In a search of the suspect’s house on Ein Yaakov Street, police found “paskeivellim,” or flyers in the haredi community, defaming the store. Samuels said the Sikrikim, who are only about 60-100 people but wield large influence over the neighborhood, have made over a hundred paskeivillim against Or Hachaim in the year and a half that the store has been open.

Many of the other stores around Mea She’arim have given in to the Sikrikim’s requests, and almost all of the stores in the neighborhood display the sign asking patrons to dress modestly. Sikrikim representatives also vet the books sold in the area to make sure they comply with the group’s modesty standards. Business owners have compared the group to the mafia, but insist that they’d rather compromise with them than deal with the trouble that Or Hachaim is currently experiencing.

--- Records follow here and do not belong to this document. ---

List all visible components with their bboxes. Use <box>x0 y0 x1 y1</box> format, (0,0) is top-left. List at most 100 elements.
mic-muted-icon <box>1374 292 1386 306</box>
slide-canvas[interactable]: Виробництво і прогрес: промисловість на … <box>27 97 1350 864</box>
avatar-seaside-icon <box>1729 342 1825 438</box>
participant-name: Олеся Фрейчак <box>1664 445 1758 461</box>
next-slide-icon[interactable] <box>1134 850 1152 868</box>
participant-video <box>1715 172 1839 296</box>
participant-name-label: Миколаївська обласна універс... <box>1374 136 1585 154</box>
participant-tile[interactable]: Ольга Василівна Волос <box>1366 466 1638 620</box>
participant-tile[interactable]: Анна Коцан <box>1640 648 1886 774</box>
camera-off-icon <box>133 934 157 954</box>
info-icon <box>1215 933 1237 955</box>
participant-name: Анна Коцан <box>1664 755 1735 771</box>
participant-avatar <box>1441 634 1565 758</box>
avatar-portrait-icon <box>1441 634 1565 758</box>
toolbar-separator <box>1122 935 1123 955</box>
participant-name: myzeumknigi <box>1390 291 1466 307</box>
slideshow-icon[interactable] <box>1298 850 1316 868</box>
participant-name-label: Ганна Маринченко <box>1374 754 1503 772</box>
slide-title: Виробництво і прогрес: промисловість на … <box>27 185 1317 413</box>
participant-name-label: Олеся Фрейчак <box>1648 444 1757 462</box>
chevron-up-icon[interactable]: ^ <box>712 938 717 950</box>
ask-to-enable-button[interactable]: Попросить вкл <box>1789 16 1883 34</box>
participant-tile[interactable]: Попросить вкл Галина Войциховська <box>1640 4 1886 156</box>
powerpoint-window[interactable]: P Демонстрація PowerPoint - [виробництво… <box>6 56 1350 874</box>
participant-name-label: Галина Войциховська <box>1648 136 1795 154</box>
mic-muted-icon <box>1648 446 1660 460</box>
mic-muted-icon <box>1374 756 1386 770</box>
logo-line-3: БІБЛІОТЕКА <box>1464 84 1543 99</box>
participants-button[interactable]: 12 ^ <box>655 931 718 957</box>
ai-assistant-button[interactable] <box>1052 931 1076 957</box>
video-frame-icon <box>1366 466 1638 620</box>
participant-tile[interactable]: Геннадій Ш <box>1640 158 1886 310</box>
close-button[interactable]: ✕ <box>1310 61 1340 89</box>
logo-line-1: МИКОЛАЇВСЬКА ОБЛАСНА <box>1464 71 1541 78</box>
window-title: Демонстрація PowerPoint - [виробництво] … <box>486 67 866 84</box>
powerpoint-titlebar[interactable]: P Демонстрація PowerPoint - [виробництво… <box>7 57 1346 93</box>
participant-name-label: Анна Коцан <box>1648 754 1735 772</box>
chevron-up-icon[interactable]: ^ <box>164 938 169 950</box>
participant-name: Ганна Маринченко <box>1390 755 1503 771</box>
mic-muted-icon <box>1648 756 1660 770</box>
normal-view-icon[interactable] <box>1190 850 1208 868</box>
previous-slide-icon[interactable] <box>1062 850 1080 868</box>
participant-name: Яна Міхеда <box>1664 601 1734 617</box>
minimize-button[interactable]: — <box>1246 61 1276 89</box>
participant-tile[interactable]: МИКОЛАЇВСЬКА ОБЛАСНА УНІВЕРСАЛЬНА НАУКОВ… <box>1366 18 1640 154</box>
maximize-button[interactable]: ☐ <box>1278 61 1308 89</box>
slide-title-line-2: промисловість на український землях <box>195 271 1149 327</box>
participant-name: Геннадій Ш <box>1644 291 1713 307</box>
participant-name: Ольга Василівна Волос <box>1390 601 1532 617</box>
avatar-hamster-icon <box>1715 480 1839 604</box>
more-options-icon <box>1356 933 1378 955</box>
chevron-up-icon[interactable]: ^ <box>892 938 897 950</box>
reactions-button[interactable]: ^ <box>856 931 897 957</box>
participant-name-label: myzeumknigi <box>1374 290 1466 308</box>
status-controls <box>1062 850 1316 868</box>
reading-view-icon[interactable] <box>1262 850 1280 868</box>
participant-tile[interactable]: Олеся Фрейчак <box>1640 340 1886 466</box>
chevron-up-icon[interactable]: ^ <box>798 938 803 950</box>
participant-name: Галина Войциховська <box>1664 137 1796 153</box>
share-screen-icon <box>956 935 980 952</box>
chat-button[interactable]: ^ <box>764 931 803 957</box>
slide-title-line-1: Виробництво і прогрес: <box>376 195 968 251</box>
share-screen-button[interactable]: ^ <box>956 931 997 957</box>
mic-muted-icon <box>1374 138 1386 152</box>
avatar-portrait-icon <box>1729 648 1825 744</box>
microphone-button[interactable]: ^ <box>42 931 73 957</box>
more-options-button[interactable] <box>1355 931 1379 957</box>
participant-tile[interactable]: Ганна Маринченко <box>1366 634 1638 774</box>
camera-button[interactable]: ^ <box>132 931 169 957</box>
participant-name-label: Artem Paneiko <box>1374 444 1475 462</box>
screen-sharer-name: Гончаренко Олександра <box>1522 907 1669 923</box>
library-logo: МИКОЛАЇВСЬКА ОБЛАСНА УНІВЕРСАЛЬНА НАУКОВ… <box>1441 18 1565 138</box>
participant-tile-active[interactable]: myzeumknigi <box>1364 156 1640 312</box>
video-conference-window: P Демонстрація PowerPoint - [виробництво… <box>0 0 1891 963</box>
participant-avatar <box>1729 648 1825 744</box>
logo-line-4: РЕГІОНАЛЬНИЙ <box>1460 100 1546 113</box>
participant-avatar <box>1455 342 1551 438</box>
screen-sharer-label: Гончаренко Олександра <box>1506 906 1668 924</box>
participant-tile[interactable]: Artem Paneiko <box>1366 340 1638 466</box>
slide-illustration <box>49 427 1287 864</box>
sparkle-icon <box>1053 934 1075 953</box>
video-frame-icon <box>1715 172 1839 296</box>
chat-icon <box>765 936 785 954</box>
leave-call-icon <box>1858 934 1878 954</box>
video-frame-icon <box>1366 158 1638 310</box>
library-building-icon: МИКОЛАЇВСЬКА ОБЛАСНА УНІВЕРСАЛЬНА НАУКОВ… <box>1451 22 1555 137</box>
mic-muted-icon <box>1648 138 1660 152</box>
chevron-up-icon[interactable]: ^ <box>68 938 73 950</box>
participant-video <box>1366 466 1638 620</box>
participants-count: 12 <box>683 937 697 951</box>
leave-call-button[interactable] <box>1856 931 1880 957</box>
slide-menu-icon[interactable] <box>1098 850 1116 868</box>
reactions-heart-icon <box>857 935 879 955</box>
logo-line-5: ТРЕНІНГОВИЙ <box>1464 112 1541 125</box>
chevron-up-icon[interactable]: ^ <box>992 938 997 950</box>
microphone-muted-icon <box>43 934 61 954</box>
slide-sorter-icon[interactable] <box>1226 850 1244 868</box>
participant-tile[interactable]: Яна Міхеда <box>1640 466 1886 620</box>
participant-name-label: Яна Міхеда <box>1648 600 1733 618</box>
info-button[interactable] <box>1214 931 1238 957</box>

“This needs to be dealt with long term, [the police] must carry on working on it rather than leaving it alone,” said Samuels.

Also on Tuesday morning, police patrols accompanied municipality workers who went to close down an illegal slaughterhouse for the second time in a number of days in the Mea She'arim neighborhood on Hamishneyot Street. The slaughterhouse belongs to Yoelish Krois, the unofficial 'operations officer' of the Eda Haredit, the small anti-Zionist extreme haredi group. Krois's business has been operating for some ten years without the proper licenses.

Krois was detained for questioning by police on Tuesday morning. There were a few protesters who threw stones at the police and called them “Nazis,” Jerusalem police spokesman Shmuel Ben Ruby told the Post. Two youth who called the police “Nazis” were arrested.

However, the lone protesters were nothing like the hundreds of ultra Orthodox protesters who threw rocks, steel bars, and Molotov cocktails at the municipality officials and police when Krois was arrested for tax evasion in connection with the same slaughterhouse in July. Five demonstrators were arrested, and six policemen were injured in the July protests.